– La brume commence à se dissiper autour de l’attaque aérienne menée par les Etats-Unis sur le sol du Venezuela. Selon les éléments obtenus par le New York Times et la chaîne CNN, la CIA a procédé au mois de décembre à une frappe de drone visant une installation sur un port de la côte des Caraïbes. Le missile aurait ciblé un entrepôt utilisé par le gang Tren de Aragua pour stocker de la drogue et la charger sur des navires à destination des Etats-Unis, d’après les informations des services américains. Personne n’aurait été tué dans l’explosion, dont les dégâts seraient purement matériels.
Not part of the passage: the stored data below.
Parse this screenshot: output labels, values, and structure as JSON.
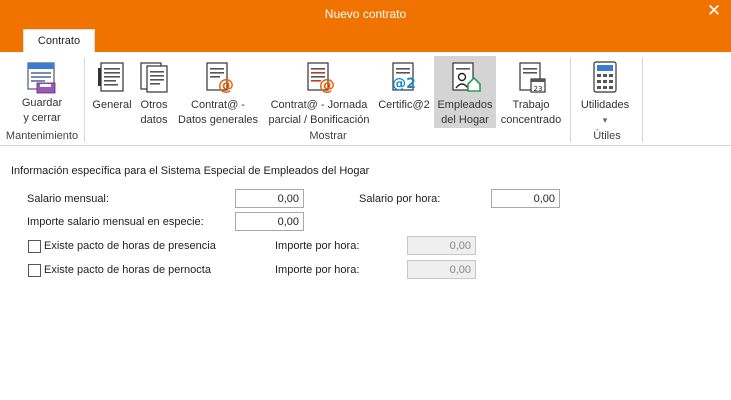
{
  "window": {
    "title": "Nuevo contrato",
    "close_glyph": "✕"
  },
  "tabs": [
    {
      "label": "Contrato"
    }
  ],
  "ribbon": {
    "guardar": {
      "line1": "Guardar",
      "line2": "y cerrar",
      "icon": "save-icon"
    },
    "general": {
      "line1": "General",
      "icon": "document-icon"
    },
    "otros": {
      "line1": "Otros",
      "line2": "datos",
      "icon": "documents-icon"
    },
    "contrata_datos": {
      "line1": "Contrat@ -",
      "line2": "Datos generales",
      "icon": "contrata-icon"
    },
    "contrata_jornada": {
      "line1": "Contrat@ - Jornada",
      "line2": "parcial / Bonificación",
      "icon": "contrata-jornada-icon"
    },
    "certifica": {
      "line1": "Certific@2",
      "icon": "certifica-icon"
    },
    "empleados": {
      "line1": "Empleados",
      "line2": "del Hogar",
      "icon": "home-user-icon"
    },
    "trabajo": {
      "line1": "Trabajo",
      "line2": "concentrado",
      "icon": "calendar-icon"
    },
    "utilidades": {
      "line1": "Utilidades",
      "line2": "▾",
      "icon": "calculator-icon"
    },
    "groups": {
      "mantenimiento": "Mantenimiento",
      "mostrar": "Mostrar",
      "utiles": "Útiles"
    }
  },
  "form": {
    "section_title": "Información específica para el Sistema Especial de Empleados del Hogar",
    "salario_mensual": {
      "label": "Salario mensual:",
      "value": "0,00"
    },
    "salario_hora": {
      "label": "Salario por hora:",
      "value": "0,00"
    },
    "importe_especie": {
      "label": "Importe salario mensual en especie:",
      "value": "0,00"
    },
    "pacto_presencia": {
      "label": "Existe pacto de horas de presencia",
      "checked": false,
      "importe_label": "Importe por hora:",
      "importe_value": "0,00"
    },
    "pacto_pernocta": {
      "label": "Existe pacto de horas de pernocta",
      "checked": false,
      "importe_label": "Importe por hora:",
      "importe_value": "0,00"
    }
  },
  "colors": {
    "accent": "#f07300",
    "active_button": "#d4d4d4"
  }
}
Ces détails révélés par les médias viennent éclairer quelque peu deux déclarations sibyllines de Donald Trump. Au détour d’une interview, vendredi 26 décembre, il avait glissé que les Etats-Unis avaient frappé « une grosse installation d’où proviennent des navires », au Venezuela. Interrogé à nouveau lundi par la presse, en marge de sa rencontre avec Benyamin Nétanyahou, dans sa résidence de Mar-a-Lago, en Floride, il a précisé que « la grosse explosion » avait eu lieu « dans une zone de docks, où ils chargent les bateaux avec de la drogue ». « Nous frappons tous les bateaux et, maintenant, nous frappons la zone », a-t-il ajouté, sans donner plus d’éléments sur les services à l’origine de la frappe ni sur les conséquences du tir.
Selon le président colombien, Gustavo Petro, la cible était en fait une fabrique de cocaïne située dans le port de Maracaibo, dans l’ouest du Venezuela, une installation aux mains de l’Armée de libération nationale. Cette guérilla colombienne contrôle en partie la région productrice de cocaïne du Catatumbo, frontalière du Venezuela et proche de Maracaibo.
Quelle qu’ait été la cible, il s’agit de la première attaque confirmée sur le sol du Venezuela depuis le début de la campagne de l’administration américaine contre le régime de Nicolas Maduro. Bien que ce ne soit pas une surprise – Donald Trump a prévenu à plusieurs reprises que des opérations terrestres étaient envisagées –, l’escalade n’en est pas moins sérieuse, alors que les attaques avaient jusqu’à présent visé des navires croisant dans les eaux internationales.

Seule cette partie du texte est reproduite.